I would work out the money issue with your husband. Personally, “my husband’s money” is my money. You being at home is a benefit to your husband and you shouldn’t feel weird about getting what you need.
Post # 7
I wasn’t working at the time but I was in school and both times when both of my children were getting close to being born, I was accepted into nursing school. I turned both of the acceptances down because I knew I’d never get that first year back with my babies. In hindsight, I do not regret it one bit! I had the freedom to just be mom and focus on nursing and bonding with both of my children. I’m done with nursing school now and I’m so glad I never took that year away from them or myself. It was a precious time. Now we are planning for our third child and my husband and I have an agreement that I get to have the freedom to stay home if I need to after the baby comes. I don’t know if I will since I only work 3 shifts but I definitely need to have the freedom to stay home if I feel like I need that year with our last baby.
Post # 8
If you can manage it financially, 100% yes, take as much time as you possibly can. I took 10.5 weeks and it was the HARDEST thing ever. I wish I could take a full year. We couldn’t swing it financially but whatever you can manage, take it. This time goes by so very fast.
Post # 9
Take all of the time. The year flew by for me. So much changes and it’s such an adjustment. Enjoy time with your baby.
Post # 10
froghop22 : I haven’t been there yet (due in July), but I’m asking for extended leave so that I can have as much time as possible. I get 3 months FMLA and I’ve asked for 6 months (still waiting to hear if it’ll be approved). I’m operating under the assumption that I’ll want more time, but if I’m wrong and I’m itching to get back after 3 months I figured it’s easier to ask my boss “hey can I come back early?” instead of “just kidding…I’m not ready to come back next week, can I have more time?”
Post # 11
i took 15 weeks off. i was itching to go back to work as i needed a break. but i would have loved to be able to work part time. unfortunately we cant afford it.
Post # 12
froghop22 : fellow uk bee here and I believe you only need to tell your employer 8 weeks in advance when you want to come back so you can set time off and then see how you go and bump it a month at a time if you like as long as you give them enough notice.
Point 3 here…
Post # 13
I think it’s such a personal decision — I had to go back after only 12 weeks and I cried and hated it. My sister went back (earlier than she had to) at only 8 weeks becuase she couldn’t wait to get back to work! So you may not know how you feel until several months into your leave.

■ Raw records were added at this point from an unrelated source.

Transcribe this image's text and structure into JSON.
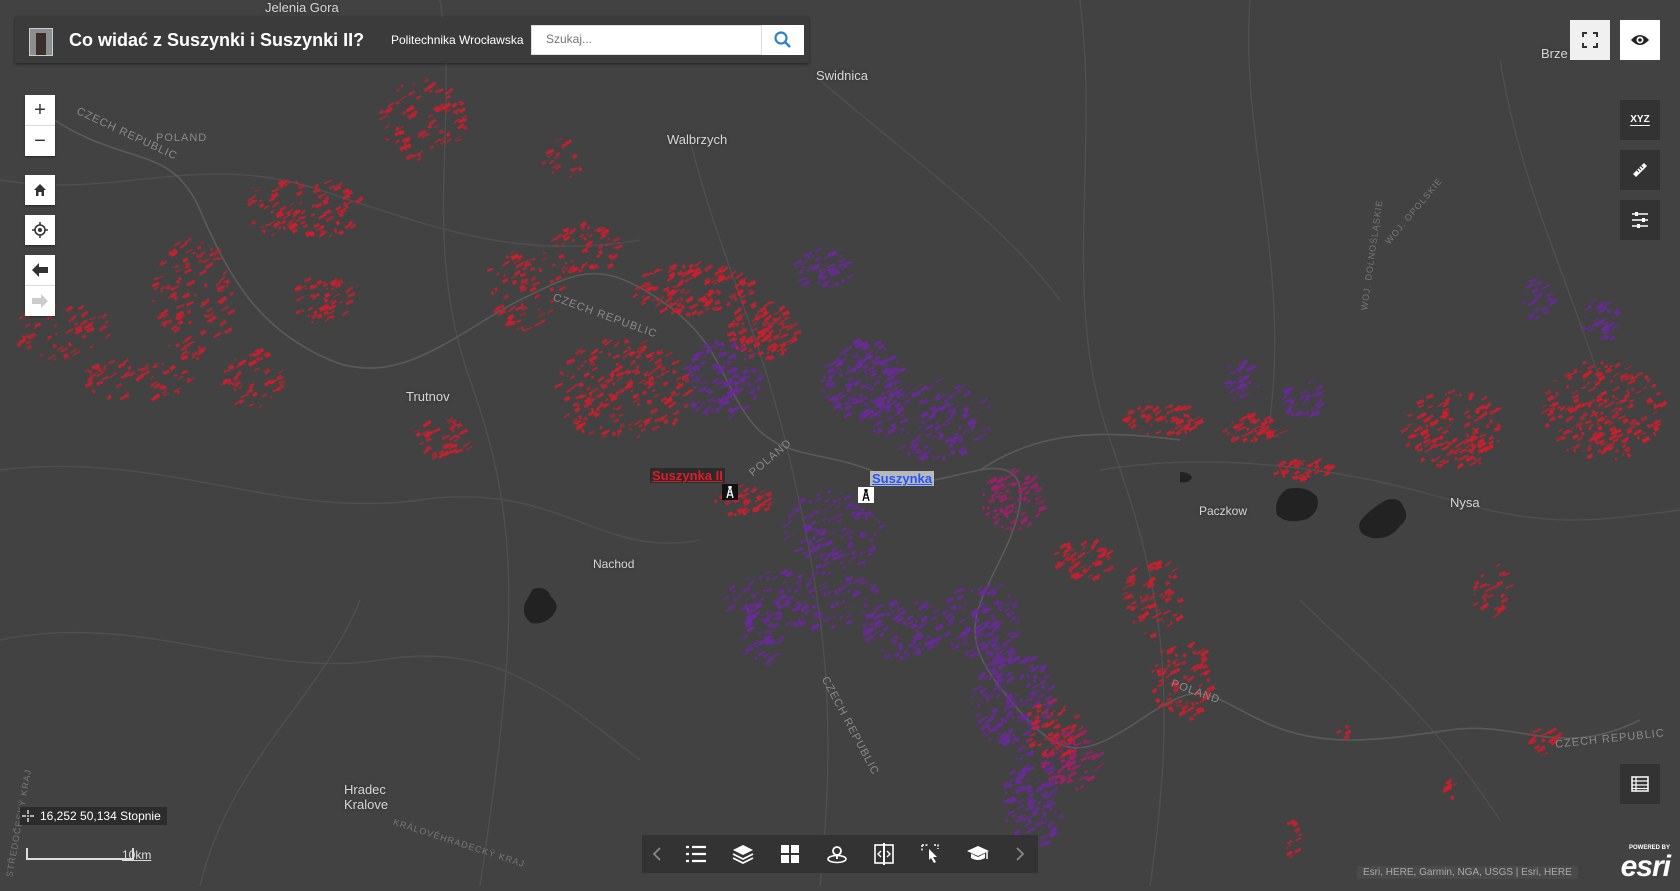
{
  "app": {
    "title": "Co widać z Suszynki i Suszynki II?",
    "subtitle": "Politechnika Wrocławska",
    "search": {
      "placeholder": "Szukaj..."
    }
  },
  "map": {
    "cities": [
      "Jelenia Gora",
      "Swidnica",
      "Walbrzych",
      "Trutnov",
      "Nachod",
      "Paczkow",
      "Nysa",
      "Hradec Kralove",
      "Brze"
    ],
    "country_labels": {
      "czech_republic": "CZECH REPUBLIC",
      "poland": "POLAND"
    },
    "region_labels": {
      "woj_dolnoslaskie": "WOJ. DOLNOŚLĄSKIE",
      "woj_opolskie": "WOJ. OPOLSKIE",
      "kralovehradecky": "KRÁLOVÉHRADECKÝ KRAJ",
      "stredocesky": "STŘEDOČESKÝ KRAJ"
    },
    "observation_sites": [
      {
        "name": "Suszynka II",
        "color": "#e01c2a"
      },
      {
        "name": "Suszynka",
        "color": "#2255ff"
      }
    ],
    "viewshed_colors": {
      "suszynka_ii": "#c8202e",
      "suszynka": "#6a2a9a",
      "overlap": "#a0206a"
    },
    "background_color": "#424242"
  },
  "controls": {
    "zoom_in": "+",
    "zoom_out": "−",
    "home": "home-icon",
    "locate": "locate-icon",
    "back": "arrow-left-icon",
    "forward": "arrow-right-icon"
  },
  "coordinates": {
    "text": "16,252 50,134 Stopnie"
  },
  "scale": {
    "label": "10km"
  },
  "attribution": "Esri, HERE, Garmin, NGA, USGS | Esri, HERE",
  "esri": {
    "powered": "POWERED BY",
    "word": "esri"
  },
  "right_tools": [
    "fullscreen-icon",
    "eye-icon",
    "xyz-icon",
    "ruler-icon",
    "filter-icon",
    "attribute-table-icon"
  ],
  "xyz_label": "XYZ",
  "bottom_toolbar": [
    "previous-icon",
    "legend-icon",
    "layers-icon",
    "basemap-gallery-icon",
    "directions-icon",
    "swipe-icon",
    "select-icon",
    "education-icon",
    "next-icon"
  ]
}
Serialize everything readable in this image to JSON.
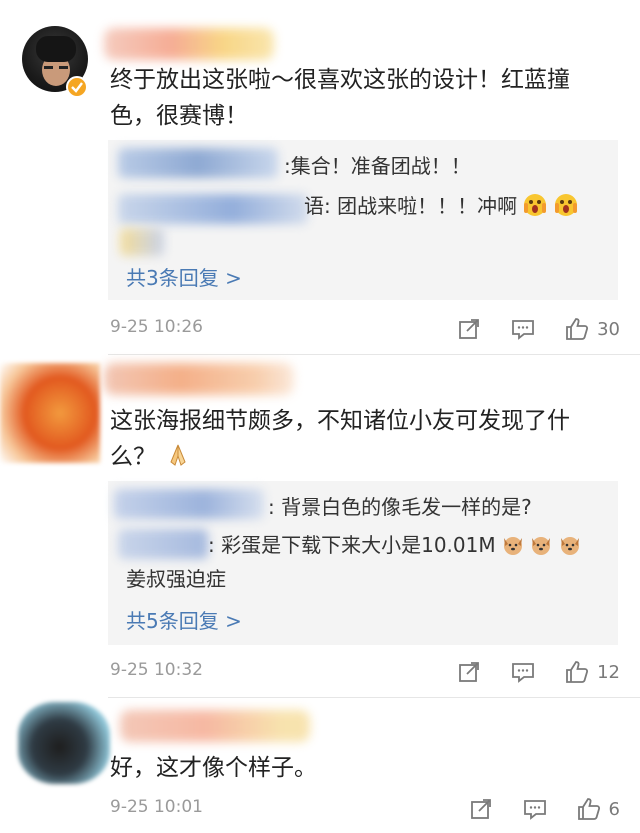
{
  "comments": [
    {
      "text": "终于放出这张啦～很喜欢这张的设计！红蓝撞色，很赛博！",
      "replies": [
        {
          "text": ":集合！准备团战！！"
        },
        {
          "text": "语: 团战来啦！！！冲啊"
        }
      ],
      "more": "共3条回复 >",
      "time": "9-25 10:26",
      "likes": "30"
    },
    {
      "text": "这张海报细节颇多，不知诸位小友可发现了什么？",
      "replies": [
        {
          "text": ": 背景白色的像毛发一样的是?"
        },
        {
          "text": ": 彩蛋是下载下来大小是10.01M"
        },
        {
          "text": "姜叔强迫症"
        }
      ],
      "more": "共5条回复 >",
      "time": "9-25 10:32",
      "likes": "12"
    },
    {
      "text": "好，这才像个样子。",
      "time": "9-25 10:01",
      "likes": "6"
    }
  ],
  "icons": {
    "share": "share-icon",
    "reply": "comment-icon",
    "like": "thumbs-up-icon",
    "verified": "verified-badge-icon"
  },
  "colors": {
    "link": "#4a7ab4",
    "verified_badge": "#f5a623"
  }
}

To answer your question, yes, I would have loved more time with my baby. It’s really hard dropping off a 3-month old baby with strangers for 8+ hours a day! And I was lucky–daycare is right across from my office so I was able to nurse every day at lunch. That helped a lot, but if I could have taken 6 or even 9 months off, I would have!
On the bright side though, I’ve noticed that my son (who is 2 now) does MUCH better at daycare than the kids who stayed home with mom longer. There are some kids in his center that are starting daycare for the first time between the ages of 1 and 3, and they cry more and really seem to have a hard time being away from mom, while my son has always done it, so he literally runs in, waves goodbye, and is playing with his friends before I even turn around to leave. So that is a bonus at least!
Post # 14
I would take as much time as you can. My DD is almost 9 months and I thought by now she’d need me less but I am so not ready to hand her over to daycare. She still seems so small for that. She’s also more fun now than she’s ever been. I’m really enjoying all my time with her.
Post # 15
froghop22 : US bee here. I had the same feeling as you. I was itching to go back at 12 weeks. I couldn’t have handled 6 months.